We already wrote tree_find in the previous section as a recursive function. Let’s refactor it into the Cursor class:

@dataclass
class Cursor:
    """Points to a specific cell within a leaf node of a B-Tree."""
    pager: Pager
    page_num: int       # always a leaf node page
    cell_num: int       # cell index within that leaf
    end_of_table: bool

    @classmethod
    def table_start(cls, pager: Pager, root_page_num: int) -> "Cursor":
        """Position the cursor at the first cell (smallest key) in the tree."""
        page_num = root_page_num
        page = pager.get_page(page_num)
        node_type = struct.unpack_from("B", page, 0)[0]

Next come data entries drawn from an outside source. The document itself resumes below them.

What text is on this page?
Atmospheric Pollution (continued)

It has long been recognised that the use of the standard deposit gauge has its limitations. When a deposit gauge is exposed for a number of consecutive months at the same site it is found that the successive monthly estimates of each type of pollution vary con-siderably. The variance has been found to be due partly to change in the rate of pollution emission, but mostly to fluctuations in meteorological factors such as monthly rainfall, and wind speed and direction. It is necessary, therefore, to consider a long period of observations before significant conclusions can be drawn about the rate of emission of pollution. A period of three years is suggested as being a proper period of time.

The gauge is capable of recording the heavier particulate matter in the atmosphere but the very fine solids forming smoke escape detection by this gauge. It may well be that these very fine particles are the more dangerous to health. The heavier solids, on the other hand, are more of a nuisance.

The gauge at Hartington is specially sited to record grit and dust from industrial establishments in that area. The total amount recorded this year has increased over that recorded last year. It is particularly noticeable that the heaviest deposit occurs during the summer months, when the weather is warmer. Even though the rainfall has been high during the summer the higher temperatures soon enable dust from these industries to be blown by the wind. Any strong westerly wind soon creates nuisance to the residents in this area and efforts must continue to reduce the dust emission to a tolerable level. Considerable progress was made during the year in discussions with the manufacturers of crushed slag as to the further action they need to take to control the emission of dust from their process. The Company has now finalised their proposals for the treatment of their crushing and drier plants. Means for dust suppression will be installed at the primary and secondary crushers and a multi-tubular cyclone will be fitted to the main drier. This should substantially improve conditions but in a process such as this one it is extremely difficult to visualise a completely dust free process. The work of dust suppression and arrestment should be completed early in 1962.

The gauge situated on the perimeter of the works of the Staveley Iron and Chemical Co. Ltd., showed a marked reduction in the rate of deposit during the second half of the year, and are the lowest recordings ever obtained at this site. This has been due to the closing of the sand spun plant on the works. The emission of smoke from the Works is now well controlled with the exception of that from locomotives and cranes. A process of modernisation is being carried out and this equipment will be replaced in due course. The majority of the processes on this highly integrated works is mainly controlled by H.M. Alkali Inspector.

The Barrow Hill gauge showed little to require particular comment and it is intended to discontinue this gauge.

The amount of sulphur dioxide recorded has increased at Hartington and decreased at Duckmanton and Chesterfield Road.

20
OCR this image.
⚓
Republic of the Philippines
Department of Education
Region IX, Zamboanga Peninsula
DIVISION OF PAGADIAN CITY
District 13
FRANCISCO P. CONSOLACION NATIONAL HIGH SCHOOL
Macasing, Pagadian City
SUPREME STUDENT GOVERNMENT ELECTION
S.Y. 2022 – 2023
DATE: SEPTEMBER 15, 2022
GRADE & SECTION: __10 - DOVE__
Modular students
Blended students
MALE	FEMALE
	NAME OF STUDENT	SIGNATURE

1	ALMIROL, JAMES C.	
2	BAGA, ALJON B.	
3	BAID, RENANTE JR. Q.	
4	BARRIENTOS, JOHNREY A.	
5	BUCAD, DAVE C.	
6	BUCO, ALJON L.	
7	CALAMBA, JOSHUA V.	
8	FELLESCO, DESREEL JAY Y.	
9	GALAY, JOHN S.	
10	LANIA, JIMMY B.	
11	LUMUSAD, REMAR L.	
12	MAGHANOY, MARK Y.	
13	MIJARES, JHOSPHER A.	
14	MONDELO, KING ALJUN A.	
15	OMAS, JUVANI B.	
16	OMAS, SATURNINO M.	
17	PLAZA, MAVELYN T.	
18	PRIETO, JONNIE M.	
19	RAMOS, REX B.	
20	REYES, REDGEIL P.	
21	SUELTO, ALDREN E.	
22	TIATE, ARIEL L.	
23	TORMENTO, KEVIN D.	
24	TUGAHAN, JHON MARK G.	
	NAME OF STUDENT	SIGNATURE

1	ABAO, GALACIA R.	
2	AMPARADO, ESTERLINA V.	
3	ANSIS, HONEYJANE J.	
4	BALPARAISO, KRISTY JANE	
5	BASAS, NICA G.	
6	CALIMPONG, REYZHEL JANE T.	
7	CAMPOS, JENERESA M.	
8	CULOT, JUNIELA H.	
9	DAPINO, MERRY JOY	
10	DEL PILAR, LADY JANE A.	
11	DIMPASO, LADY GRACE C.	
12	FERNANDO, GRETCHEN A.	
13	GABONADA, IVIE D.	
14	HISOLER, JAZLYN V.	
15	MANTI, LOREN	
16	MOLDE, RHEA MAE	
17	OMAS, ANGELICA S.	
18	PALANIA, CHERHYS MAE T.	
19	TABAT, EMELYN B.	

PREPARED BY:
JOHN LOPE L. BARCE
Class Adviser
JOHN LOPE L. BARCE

        # Descend leftmost path until we reach a leaf
        while node_type == INTERNAL_NODE_TYPE:
            # The leftmost child is cell 0's child pointer
            page_num = internal_node_child(page, 0)
            page = pager.get_page(page_num)
            node_type = struct.unpack_from("B", page, 0)[0]

        num_cells = leaf_node_num_cells(page)
        return cls(
            pager=pager,
            page_num=page_num,
            cell_num=0,
            end_of_table=(num_cells == 0),
        )

    @classmethod
    def find(cls, pager: Pager, root_page_num: int, key: int) -> "Cursor":
        """Position the cursor at the cell containing `key`, or where it would be."""
        page_num = root_page_num
        page = pager.get_page(page_num)
        node_type = struct.unpack_from("B", page, 0)[0]

        # Descend through internal nodes
        while node_type == INTERNAL_NODE_TYPE:
            page_num = internal_node_find_child(page, key)
            page = pager.get_page(page_num)
            node_type = struct.unpack_from("B", page, 0)[0]

        # Now at a leaf — binary search for the key
        num_cells = leaf_node_num_cells(page)
        index = leaf_node_find(page, key)
        return cls(
            pager=pager,
            page_num=page_num,
            cell_num=index,
            end_of_table=(index >= num_cells),
        )

Both table_start and find use iterative descent instead of recursion. This avoids stack depth issues for deep trees (though depth rarely exceeds 3-4 in practice).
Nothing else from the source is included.